So I ran a code that generates fibonacci numbers
and when i==93 I get -6246583658587674878. What is the reasoning for this?
-6246583658587674878
long fib(long x){
long a = 1;
long b = 0;
long c = 0;
for(int i = 0; i <= x-1; i++) {
c=a+b;
a=b;
b=c;
}
return c;
}
for(int i = 0; i < 420; i++) {
if(fib(i) > long.MaxValue) break;
Console.WriteLine($"fibonacci of {i} is {fib(i)}");
}
if(fib(i) > long.MaxValue) break;
This will not work as you expected, when the addition overflows, the overflowed bits will be quietly truncated, so F93 (12200160415121876738) becomes -6246583658587674878. https://learn.microsoft.com/en-us/dotnet/csharp/language-reference/operators/arithmetic-operators#integer-arithmetic-overflow
If you want to compute F93 correctly, since all fibonacci numbers are positive, you can use ulong, the max value of ulong is 18446744073709551615 which is greater than F93.
If you want to detect the overflow, you need to use checked operator to throw an exception:
c=checked(a+b);
And catch it with a try-catch statement:
try
{
fib(i);
}
catch(OverflowException)
{
break;
}
Quick answer:
if(fib(i) > long.MaxValue)
will never return true. This is because a long can never hold a value above long.MaxValue. Your best bet here to detect integer overflow is actually to do: if(fib(i) < 0)
Long answer:
https://en.wikipedia.org/wiki/Integer_overflow
https://en.wikipedia.org/wiki/Two%27s_complement
A long only contains 64 bits, if you perform a calculation that results in a larger number the result ends up looping back around.
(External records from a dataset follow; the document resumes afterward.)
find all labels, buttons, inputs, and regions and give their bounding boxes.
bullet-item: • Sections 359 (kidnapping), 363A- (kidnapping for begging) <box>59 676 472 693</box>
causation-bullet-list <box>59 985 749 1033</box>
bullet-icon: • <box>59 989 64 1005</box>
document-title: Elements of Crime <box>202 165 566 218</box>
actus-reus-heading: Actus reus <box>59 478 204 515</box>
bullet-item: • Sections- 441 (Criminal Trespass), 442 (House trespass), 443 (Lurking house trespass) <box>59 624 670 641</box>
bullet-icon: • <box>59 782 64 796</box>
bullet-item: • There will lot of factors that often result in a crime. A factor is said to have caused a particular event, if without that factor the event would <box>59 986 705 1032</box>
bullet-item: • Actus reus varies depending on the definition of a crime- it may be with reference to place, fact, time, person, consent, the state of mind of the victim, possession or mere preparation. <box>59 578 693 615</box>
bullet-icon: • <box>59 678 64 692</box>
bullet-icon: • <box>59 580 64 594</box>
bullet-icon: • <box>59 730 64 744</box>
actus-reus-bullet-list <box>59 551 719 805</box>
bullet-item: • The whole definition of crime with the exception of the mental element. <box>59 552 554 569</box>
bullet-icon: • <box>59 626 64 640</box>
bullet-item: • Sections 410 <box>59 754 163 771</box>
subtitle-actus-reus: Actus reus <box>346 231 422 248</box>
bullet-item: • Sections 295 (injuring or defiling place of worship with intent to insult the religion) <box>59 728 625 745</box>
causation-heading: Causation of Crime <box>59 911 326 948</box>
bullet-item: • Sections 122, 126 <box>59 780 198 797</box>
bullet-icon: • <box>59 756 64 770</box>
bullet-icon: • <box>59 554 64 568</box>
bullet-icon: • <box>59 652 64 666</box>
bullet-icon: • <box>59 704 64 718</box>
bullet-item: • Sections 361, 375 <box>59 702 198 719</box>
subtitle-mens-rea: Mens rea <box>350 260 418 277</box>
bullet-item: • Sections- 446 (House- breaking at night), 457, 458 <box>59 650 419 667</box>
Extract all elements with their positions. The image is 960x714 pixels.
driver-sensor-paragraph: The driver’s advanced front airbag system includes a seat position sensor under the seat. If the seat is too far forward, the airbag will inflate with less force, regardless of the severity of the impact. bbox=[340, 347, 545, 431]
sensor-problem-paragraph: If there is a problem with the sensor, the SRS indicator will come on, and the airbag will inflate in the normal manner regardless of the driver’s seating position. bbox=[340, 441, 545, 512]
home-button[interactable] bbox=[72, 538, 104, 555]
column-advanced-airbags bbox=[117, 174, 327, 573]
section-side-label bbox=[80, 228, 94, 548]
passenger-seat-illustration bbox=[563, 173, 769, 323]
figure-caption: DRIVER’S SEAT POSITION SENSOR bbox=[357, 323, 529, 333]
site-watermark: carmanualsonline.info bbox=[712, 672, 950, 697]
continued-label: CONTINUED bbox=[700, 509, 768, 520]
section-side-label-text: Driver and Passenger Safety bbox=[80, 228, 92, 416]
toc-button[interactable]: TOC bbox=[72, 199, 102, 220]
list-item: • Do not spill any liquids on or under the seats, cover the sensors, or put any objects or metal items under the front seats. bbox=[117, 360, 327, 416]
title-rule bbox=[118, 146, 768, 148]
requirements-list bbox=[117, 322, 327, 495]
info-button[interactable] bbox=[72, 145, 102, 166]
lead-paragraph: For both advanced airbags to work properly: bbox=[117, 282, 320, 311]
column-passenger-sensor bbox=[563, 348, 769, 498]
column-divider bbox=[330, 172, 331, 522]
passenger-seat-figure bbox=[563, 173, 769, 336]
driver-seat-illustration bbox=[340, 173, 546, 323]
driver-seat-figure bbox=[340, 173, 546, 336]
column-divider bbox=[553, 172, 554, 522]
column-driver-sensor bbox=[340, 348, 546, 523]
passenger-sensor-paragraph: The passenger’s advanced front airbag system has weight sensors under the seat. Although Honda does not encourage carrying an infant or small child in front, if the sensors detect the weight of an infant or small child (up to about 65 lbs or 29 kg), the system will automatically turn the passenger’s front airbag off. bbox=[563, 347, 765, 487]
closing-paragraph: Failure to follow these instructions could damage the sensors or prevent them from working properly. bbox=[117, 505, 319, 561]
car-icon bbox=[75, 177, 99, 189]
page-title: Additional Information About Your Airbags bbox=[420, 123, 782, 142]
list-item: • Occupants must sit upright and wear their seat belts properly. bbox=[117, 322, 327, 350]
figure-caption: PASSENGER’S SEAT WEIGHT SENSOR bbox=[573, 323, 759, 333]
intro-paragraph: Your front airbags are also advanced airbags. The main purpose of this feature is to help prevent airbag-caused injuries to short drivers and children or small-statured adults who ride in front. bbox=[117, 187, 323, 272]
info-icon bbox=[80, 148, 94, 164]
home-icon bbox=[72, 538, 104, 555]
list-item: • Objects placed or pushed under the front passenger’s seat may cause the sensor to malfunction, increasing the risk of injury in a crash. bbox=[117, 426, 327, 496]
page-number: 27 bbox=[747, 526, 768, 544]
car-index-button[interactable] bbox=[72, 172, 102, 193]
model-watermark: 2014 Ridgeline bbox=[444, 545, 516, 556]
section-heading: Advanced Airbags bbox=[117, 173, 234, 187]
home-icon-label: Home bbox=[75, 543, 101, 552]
So let's start by talking about unsigned long (which only holds positive numbers). This can hold up to 2^64-1 (or UInt64.MaxValue). If you have 2^64-1 and you add 1 to it you will get all zeros (plus a carry flag, see https://en.wikipedia.org/wiki/Carry_flag, but that will be ignored in this case). Likewise if you have 0 and you subtract one you will get all 1s (ie. UInt64.MaxValue).
Now with signed numbers two's complement comes into play. The idea behind two's complement is: since 0 - 1 == 1111...111 then let's just say that 1111...111 represents -1. 1111...110 is then -2, 1111...101 is -3, etc. With two's complement the max positive number is 0111...111 (2^63-1, or Int64.MaxValue) and the minimum negative number is 1000...0000 (-2^63-1, or Int64.MinValue). Notice then that if you have Int64.MaxValue (0111...111) and you add 1 you will roll over to Int64.MinValue (1000...000).
So what happened to you is the factorial value got too big and it rolled over into negative numbers. There is a solution: remember that carry flag I mentioned briefly above? That can be used to continue the calculation into another 64bit register. I've never personally had cause to do calculations this large in c# but from a brief search it looks like BigInteger is what does this for you: https://learn.microsoft.com/en-us/dotnet/api/system.numerics.biginteger?view=net-7.0
BigInteger fib(long x){
BigInteger a = 1;
BigInteger b = 0;
BigInteger c = 0;
for(int i = 0; i <= x-1; i++) {
c=a+b;
a=b;
b=c;
}
return c;
}
for(int i = 0; i < 420; i++) {
Console.WriteLine($"fibonacci of {i} is {fib(i)}");
}